What’s next for AI investment in the stock market?
Phase 1: Nvidia
Nvidia shares have returned more than 500% since the start of 2023. Remarkably, though, those gains have been entirely driven by earnings growth: The company’s price-to-earnings ratio is barely higher than it was at the start of last year, according to Goldman Sachs Research.
While Nvidia has dominated the initial phase of the AI trade, the companies in Goldman Sachs Research’s three subsequent phases have also outperformed relative to their industry groups over the past six months.
Phase 2: AI infrastructure
Companies beyond Nvidia that stand to benefit from the buildout of AI-related infrastructure include semiconductor designers and manufacturers, cloud providers, computer and network equipment makers, data center real estate investment trusts, utilities, and security software providers.
To date, the performance of stocks in this group has varied widely, Hammond writes. Companies that design chips and have intellectual property in this area, along with security companies, have had significant gains. On the other hand, utilities that might be expected to benefit from increased electricity demand from data centers have barely budged.
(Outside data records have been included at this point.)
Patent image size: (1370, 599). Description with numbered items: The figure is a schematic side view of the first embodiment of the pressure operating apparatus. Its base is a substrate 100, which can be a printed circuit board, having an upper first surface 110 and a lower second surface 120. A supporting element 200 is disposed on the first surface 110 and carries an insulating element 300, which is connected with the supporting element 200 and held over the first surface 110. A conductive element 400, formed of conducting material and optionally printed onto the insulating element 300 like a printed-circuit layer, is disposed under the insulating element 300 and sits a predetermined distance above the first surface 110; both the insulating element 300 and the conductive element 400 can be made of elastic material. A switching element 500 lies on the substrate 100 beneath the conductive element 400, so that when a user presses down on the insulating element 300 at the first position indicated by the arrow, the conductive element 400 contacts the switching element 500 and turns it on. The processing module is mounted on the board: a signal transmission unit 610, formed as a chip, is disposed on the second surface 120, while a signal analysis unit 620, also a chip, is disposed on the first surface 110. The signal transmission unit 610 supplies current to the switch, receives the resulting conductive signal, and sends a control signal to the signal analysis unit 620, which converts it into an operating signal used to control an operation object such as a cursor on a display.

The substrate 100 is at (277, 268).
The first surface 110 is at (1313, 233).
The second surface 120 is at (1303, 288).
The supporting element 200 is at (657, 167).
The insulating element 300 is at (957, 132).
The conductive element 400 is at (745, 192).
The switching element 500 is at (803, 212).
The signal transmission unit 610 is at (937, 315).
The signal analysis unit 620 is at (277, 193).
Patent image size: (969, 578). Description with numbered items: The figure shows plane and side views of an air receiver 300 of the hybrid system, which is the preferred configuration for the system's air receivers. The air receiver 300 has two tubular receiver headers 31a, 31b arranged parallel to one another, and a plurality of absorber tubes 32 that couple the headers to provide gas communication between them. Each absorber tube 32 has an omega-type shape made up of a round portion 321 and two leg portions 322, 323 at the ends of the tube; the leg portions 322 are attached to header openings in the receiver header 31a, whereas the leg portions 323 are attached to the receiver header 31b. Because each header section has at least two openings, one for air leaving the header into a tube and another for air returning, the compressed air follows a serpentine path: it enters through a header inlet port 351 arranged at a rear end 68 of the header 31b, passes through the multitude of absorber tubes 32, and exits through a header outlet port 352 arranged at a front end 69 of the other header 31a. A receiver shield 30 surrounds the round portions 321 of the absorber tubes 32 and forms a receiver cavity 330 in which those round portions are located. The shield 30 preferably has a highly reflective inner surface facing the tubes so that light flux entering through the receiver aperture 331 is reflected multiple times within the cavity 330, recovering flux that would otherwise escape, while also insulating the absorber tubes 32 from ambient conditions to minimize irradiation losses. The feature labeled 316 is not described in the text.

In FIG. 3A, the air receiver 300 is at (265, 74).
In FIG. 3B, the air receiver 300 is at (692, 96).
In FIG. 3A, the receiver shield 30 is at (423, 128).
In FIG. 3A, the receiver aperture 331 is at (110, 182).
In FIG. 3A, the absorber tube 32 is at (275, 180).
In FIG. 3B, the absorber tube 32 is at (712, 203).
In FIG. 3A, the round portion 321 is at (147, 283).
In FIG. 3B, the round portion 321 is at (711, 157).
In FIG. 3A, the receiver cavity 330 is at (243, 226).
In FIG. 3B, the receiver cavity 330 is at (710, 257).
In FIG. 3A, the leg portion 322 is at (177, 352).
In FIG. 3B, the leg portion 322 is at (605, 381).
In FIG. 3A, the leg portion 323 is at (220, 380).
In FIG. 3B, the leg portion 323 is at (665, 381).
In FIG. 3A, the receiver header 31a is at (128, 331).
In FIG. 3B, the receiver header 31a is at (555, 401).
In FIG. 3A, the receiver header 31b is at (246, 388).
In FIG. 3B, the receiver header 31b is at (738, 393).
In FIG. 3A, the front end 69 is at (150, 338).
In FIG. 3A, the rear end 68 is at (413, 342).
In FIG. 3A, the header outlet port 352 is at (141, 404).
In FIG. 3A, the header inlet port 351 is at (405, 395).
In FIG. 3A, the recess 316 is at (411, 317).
Phase 3: AI-enabled revenue
Companies that can incorporate generative AI advances into their product offerings make up the next phase of the AI trade. Software and IT services stocks may be best positioned, according to Goldman Sachs Research, and many of them have begun to describe for investors how their tools will enable other companies to use the new AI technology.
The research team identified stocks that fall into this group by screening for companies that made relevant mentions of AI product offerings during fourth-quarter earnings calls. They also screened for shares that trade with a statistically significant beta to Nvidia stock, suggesting they are reacting similarly to news and market developments.
“The outperformance of these stocks, while driven by many factors other than exclusively AI, suggests investors have begun to trade Phase 3 already,” Hammond writes.
Phase 4: AI-productivity gains
Eventually, emerging AI technology can be expected to benefit companies across a range of industries that can use it to boost productivity.
Software and services companies and commercial and professional services firms appear to have the biggest potential for earnings gains from AI, because they have a combination of relatively high labor costs overall and a high share of their labor bill that may be exposed to AI automation.
The report notes that 30% of all mentions of AI-related productivity gains on fourth-quarter earnings calls came from companies in these industries. Such mentions likely signal both strong opportunities for AI to boost productivity and the ready willingness by the management team to pursue and embrace the potential.
Where are we now?
So far, few companies come close to reflecting AI optimism the way Nvidia has. But stocks in Phases 2 and 3 have shown more signs of investor optimism than companies in Phase 4, the report suggests. “Many companies in these two phases are necessary for every other company to use the technology to improve productivity,” the report notes.
This article is being provided for educational purposes only. The information contained in this article does not constitute a recommendation from any Goldman Sachs entity to the recipient, and Goldman Sachs is not providing any financial, economic, legal, investment, accounting, or tax advice through this article or to its recipient. Neither Goldman Sachs nor any of its affiliates makes any representation or warranty, express or implied, as to the accuracy or completeness of the statements or any information contained in this article and any liability therefore (including in respect of direct, indirect, or consequential loss or damage) is expressly disclaimed.